You may pick up “History Lessons” for the sick Ann Arbor burns, but you’ll stay for a delightful, good-humored crime story with a genius, kind of dorky main character. There’s a lot going on here. We’ve got campus intrigue (plagiarism, sexual harassment, interdepartmental politics). We’ve got a mostly unexplained animus toward anthropology (the murdered anthropology professor’s library “...contained volumes on fitness regimens, an innumerable list of works on prison reform, and three paleo cookbooks…” and no novels. And he only had the prison reform books because that was his area of study. This is character assassination far beyond his actual murder). We’ve got quirky professor friends, some relevant family background, references to books that will expand your to-read list, pop-culture nods, a multilingual exploration of the word “butterfly.” Of course, we’ve got Daphne Ouverture deducing her way to an answer, not once but several times over, relying on her knowledge of a specific book and her ability to remember everything she’s ever read. Pretty satisfying stuff.

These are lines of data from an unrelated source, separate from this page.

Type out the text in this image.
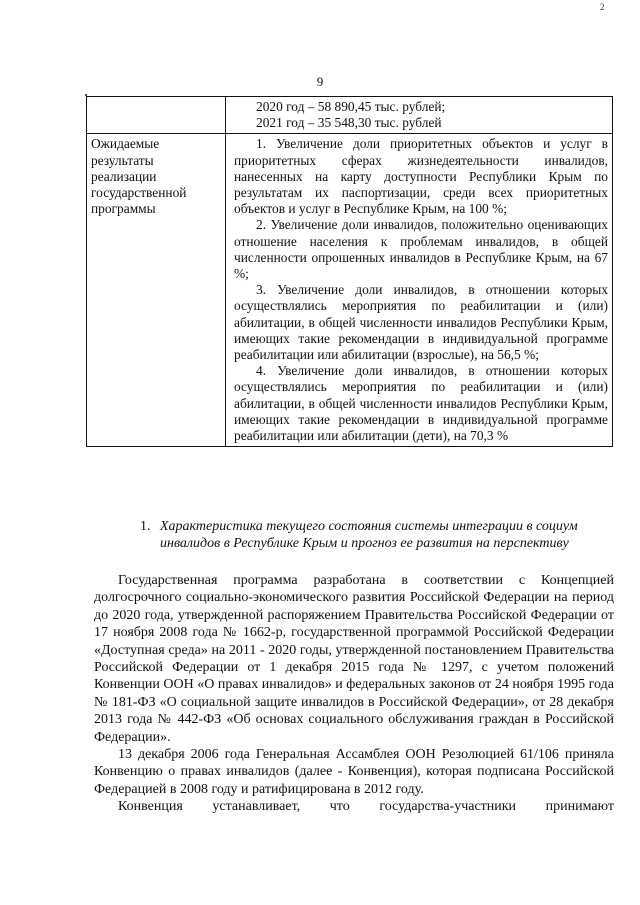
2
9

	2020 год – 58 890,45 тыс. рублей;
2021 год – 35 548,30 тыс. рублей

Ожидаемые результаты реализации государственной программы	1. Увеличение доли приоритетных объектов и услуг в приоритетных сферах жизнедеятельности инвалидов, нанесенных на карту доступности Республики Крым по результатам их паспортизации, среди всех приоритетных объектов и услуг в Республике Крым, на 100 %;
2. Увеличение доли инвалидов, положительно оценивающих отношение населения к проблемам инвалидов, в общей численности опрошенных инвалидов в Республике Крым, на 67 %;
3. Увеличение доли инвалидов, в отношении которых осуществлялись мероприятия по реабилитации и (или) абилитации, в общей численности инвалидов Республики Крым, имеющих такие рекомендации в индивидуальной программе реабилитации или абилитации (взрослые), на 56,5 %;
4. Увеличение доли инвалидов, в отношении которых осуществлялись мероприятия по реабилитации и (или) абилитации, в общей численности инвалидов Республики Крым, имеющих такие рекомендации в индивидуальной программе реабилитации или абилитации (дети), на 70,3 %
1. Характеристика текущего состояния системы интеграции в социум
инвалидов в Республике Крым и прогноз ее развития на перспективу

Государственная программа разработана в соответствии с Концепцией долгосрочного социально-экономического развития Российской Федерации на период до 2020 года, утвержденной распоряжением Правительства Российской Федерации от 17 ноября 2008 года № 1662-р, государственной программой Российской Федерации «Доступная среда» на 2011 - 2020 годы, утвержденной постановлением Правительства Российской Федерации от 1 декабря 2015 года № 1297, с учетом положений Конвенции ООН «О правах инвалидов» и федеральных законов от 24 ноября 1995 года № 181-ФЗ «О социальной защите инвалидов в Российской Федерации», от 28 декабря 2013 года № 442-ФЗ «Об основах социального обслуживания граждан в Российской Федерации».

13 декабря 2006 года Генеральная Ассамблея ООН Резолюцией 61/106 приняла Конвенцию о правах инвалидов (далее - Конвенция), которая подписана Российской Федерацией в 2008 году и ратифицирована в 2012 году.

Конвенция устанавливает, что государства-участники принимают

Somehow, there is also a romance. (I wondered at one point if there is so much going on in this story because novels now have to maintain our Internet-addled attention spans by constantly offering new intrigues, but I settled on the explanation that Ms. Wallbrook herself may be a genius and this is just how her brain works–on all cylinders, at all times. This is also a debut novel, so there is likely some throwing-spaghetti-at-the-wall-to-see-what-sticks.) The love interest is Rowan, a bookish (Daphne swoons when he correctly identifies that the French Revolution happened in the second half of the eighteenth century, which is probably an accurate reflection of her dating experience but was nonetheless a depressing swoon to read about) former detective who had developed reservations about the criminal justice system. Before the events of the novel, Rowan fortunately was able to leave the police force when he was gifted Earthseed Bookstore.

Not Dawn Treader Book Shop.

Earthseed Bookstore.

Daphne notes:

Earthseed had a reputation for being less of a bookstore and more of a maze, its narrow aisles stacked to the ceiling with old paperbacks and musty hardcovers. It had been the kind of bookstore that made it impossible to tell if the book you had fished out of the maw was worth ten thousand dollars or ten cents. At one point that might have been cute, but the threadbare carpets and stuffy air had just felt sad.
Rude.

So Rowan has taken over Not-Dawn-Treader and turned it into essentially Literati, down to the “black-and-white tiles sparkl[ing] on the floor, and rows of bookshelves lin[ing] the exposed brick walls.” Daphne describes this as a huge improvement, a “most intoxicating mix of erudition, comfort, and charm.” On this point I depart from Daphne’s assessment–there is room in this town for both musty hardcovers stacked to the ceiling and neat piles of the latest bestsellers.

Bookshop misjudgments aside, I thoroughly enjoyed my time bouncing around Daphne Ouverture’s expansive brain, walking with her the streets I kind-of recognized, and noodling with her on puzzles only she could solve.

I hope, in the next one, we get her thoughts on the new Comprehensive Plan.